Posted by: FredforPrez | January 17, 2008 at 11:42 PM
Get real. Most everything that we eat in the modern world is either artificial, altered in some way, or flown in from some remote place. Today's beef cattle already have been significantly altered genetically from their ancient ancestors, due to selective breeding. Plus they're pumped full of synthetic hormones and antibiotics and stuff like that. As for the "natural" diet of our ancestors, give me a break. I read someplace that back in Jesus' time, most people in Galilee suffered from malnutrition because their "natural" diet was low on protein and other nutrients. You could live on a diet of artificial strawberry milkshakes, Chicken McNuggets and fries and be healthier than they were! (Okay, you might have to throw in a McDonalds salad and some orange juice once in a while too.) I'm looking forward at eating clone quarter-pounders with cheese that are half the price of the regular ones today.
Posted by: Jamal | January 18, 2008 at 01:44 PM
IF a clone is grown from healthy stock, then the clone will be healthy stock; this is a basic tenet of cloning. A true CLONE is like a Xerox copy of a document - no, excuse me, it's actually like running two prints of the same MS Word document, one right after the other, from the same printer, on neighboring pages.
DUH.
Of course, if you DON'T have healthy stock, THEN you have a problem. So, you'd better be sure of genetically-healthy stock. We're not talking about a cow with a head cold; we're talking about a cow with a congenital heart defect, that kind of thing. Two-headed chickens need not apply.
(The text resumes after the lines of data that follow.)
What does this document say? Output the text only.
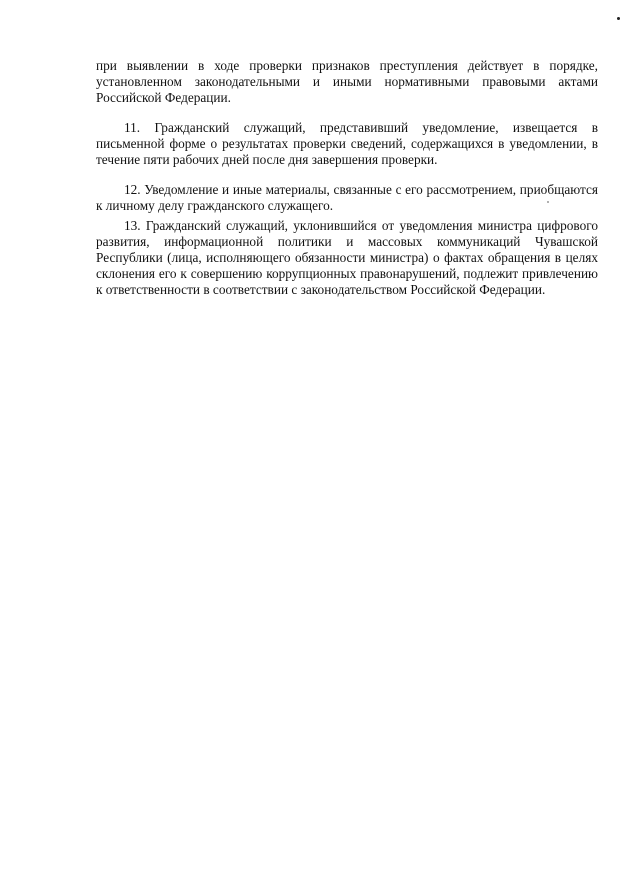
при выявлении в ходе проверки признаков преступления действует в порядке, установленном законодательными и иными нормативными правовыми актами Российской Федерации.

11. Гражданский служащий, представивший уведомление, извещается в письменной форме о результатах проверки сведений, содержащихся в уведомлении, в течение пяти рабочих дней после дня завершения проверки.

12. Уведомление и иные материалы, связанные с его рассмотрением, приобщаются к личному делу гражданского служащего.

13. Гражданский служащий, уклонившийся от уведомления министра цифрового развития, информационной политики и массовых коммуникаций Чувашской Республики (лица, исполняющего обязанности министра) о фактах обращения в целях склонения его к совершению коррупционных правонарушений, подлежит привлечению к ответственности в соответствии с законодательством Российской Федерации.
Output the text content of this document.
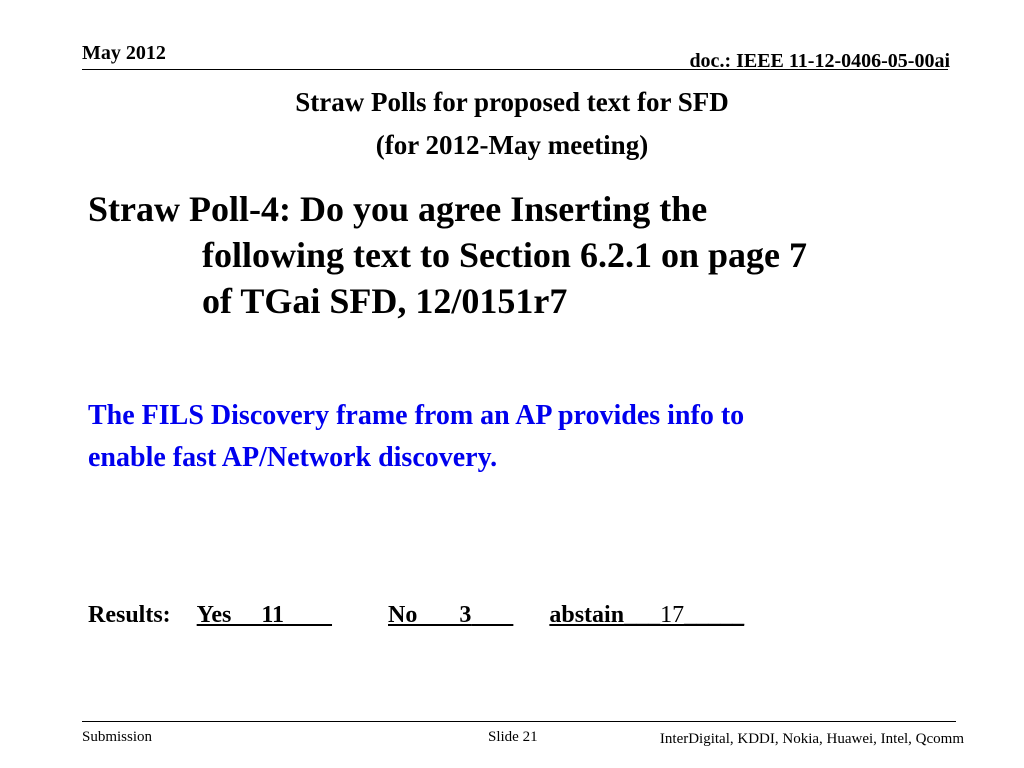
May 2012	doc.: IEEE 11-12-0406-05-00ai
Straw Polls for proposed text for SFD
(for 2012-May meeting)
Straw Poll-4: Do you agree Inserting the
following text to Section 6.2.1 on page 7
of TGai SFD, 12/0151r7
The FILS Discovery frame from an AP provides info to
enable fast AP/Network discovery.
Results: Yes     11	No       3	abstain___17_____
Submission	Slide 21	InterDigital, KDDI, Nokia, Huawei, Intel, Qcomm
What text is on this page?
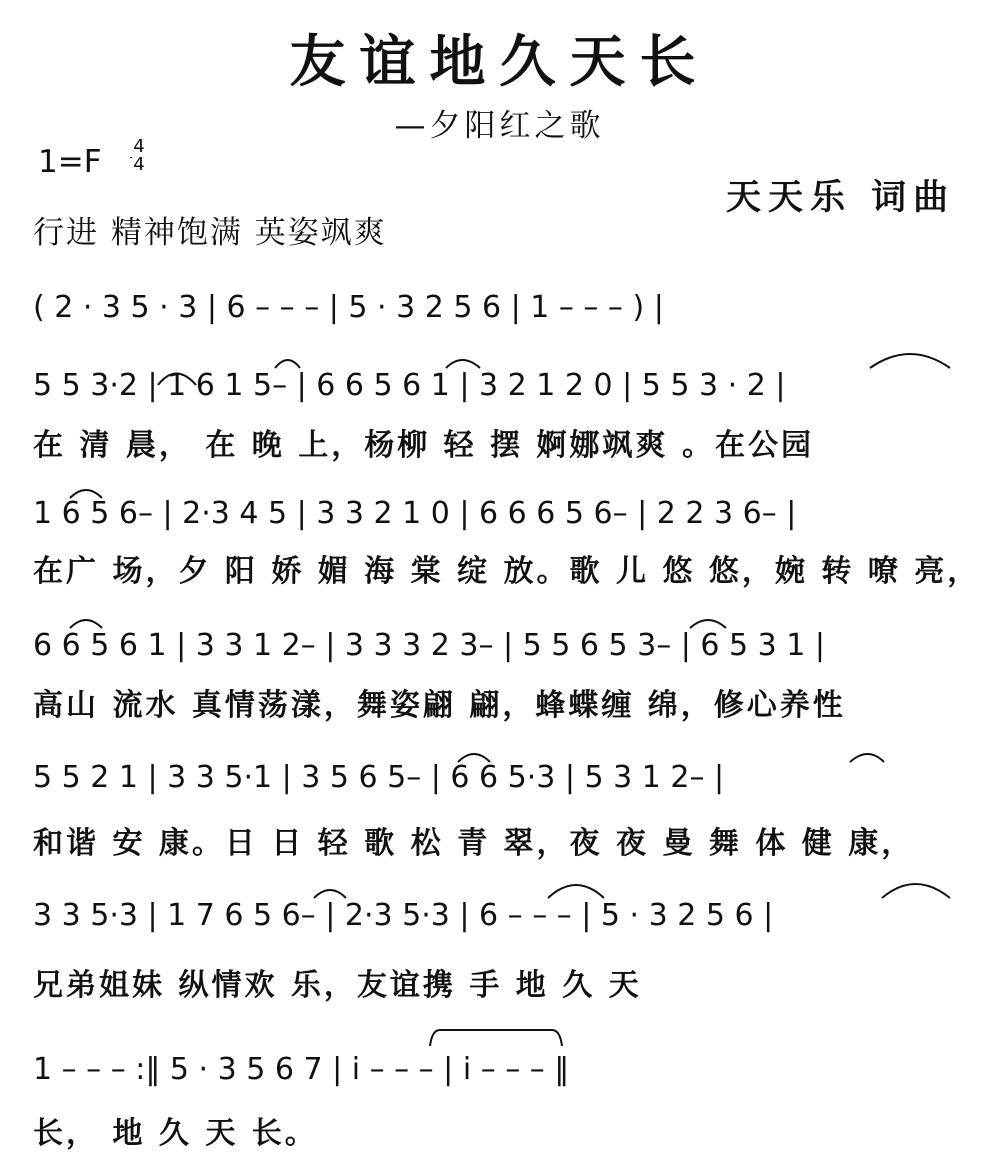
友谊地久天长
—夕阳红之歌
1=F 4
4
天天乐 词曲
行进 精神饱满 英姿飒爽
( 2 · 3 5 · 3 | 6 – – – | 5 · 3 2 5 6 | 1 – – – ) |
5 5 3·2 | 1 6 1 5– | 6 6 5 6 1 | 3 2 1 2 0 | 5 5 3 · 2 |
在 清 晨， 在 晚 上，杨柳 轻 摆 婀娜飒爽 。在公园
1 6 5 6– | 2·3 4 5 | 3 3 2 1 0 | 6 6 6 5 6– | 2 2 3 6– |
在广 场，夕 阳 娇 媚 海 棠 绽 放。歌 儿 悠 悠，婉 转 嘹 亮，
6 6 5 6 1 | 3 3 1 2– | 3 3 3 2 3– | 5 5 6 5 3– | 6 5 3 1 |
高山 流水 真情荡漾，舞姿翩 翩，蜂蝶缠 绵，修心养性
5 5 2 1 | 3 3 5·1 | 3 5 6 5– | 6 6 5·3 | 5 3 1 2– |
和谐 安 康。日 日 轻 歌 松 青 翠，夜 夜 曼 舞 体 健 康，
3 3 5·3 | 1 7 6 5 6– | 2·3 5·3 | 6 – – – | 5 · 3 2 5 6 |
兄弟姐妹 纵情欢 乐，友谊携 手 地 久 天
1 – – – :‖ 5 · 3 5 6 7 | i – – – | i – – – ‖
长， 地 久 天 长。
IF we can read bovine gene charts that deeply, and that cleanly, then YES, I'LL eat cloned beef. Same goes for pork, chicken, lamb, fish, whatever. If NOT, then sorry, back to the lab, Dr. Frankenberry. Take another couple-dozen stitches in that neckline before you send the monster back out with his arms up.
But the basic IDEA is a DARNED GOOD ONE - drop the price of meat so EVERYONE who wants it can afford it. Humans NEED PROTEIN to survive and grow strong, and we NEED strong humans. And TOFU doesn't get it.
Posted by: The Mad Yank | February 01, 2008 at 02:36 PM
but always hybrid varietyof animals are prodused when clonnig..so that there is no wrong in cloning until we use it in de best way..
Posted by: su | November 16, 2008 at 10:50 AM
Nice, and thanks for sharing this info with us.Good Luck!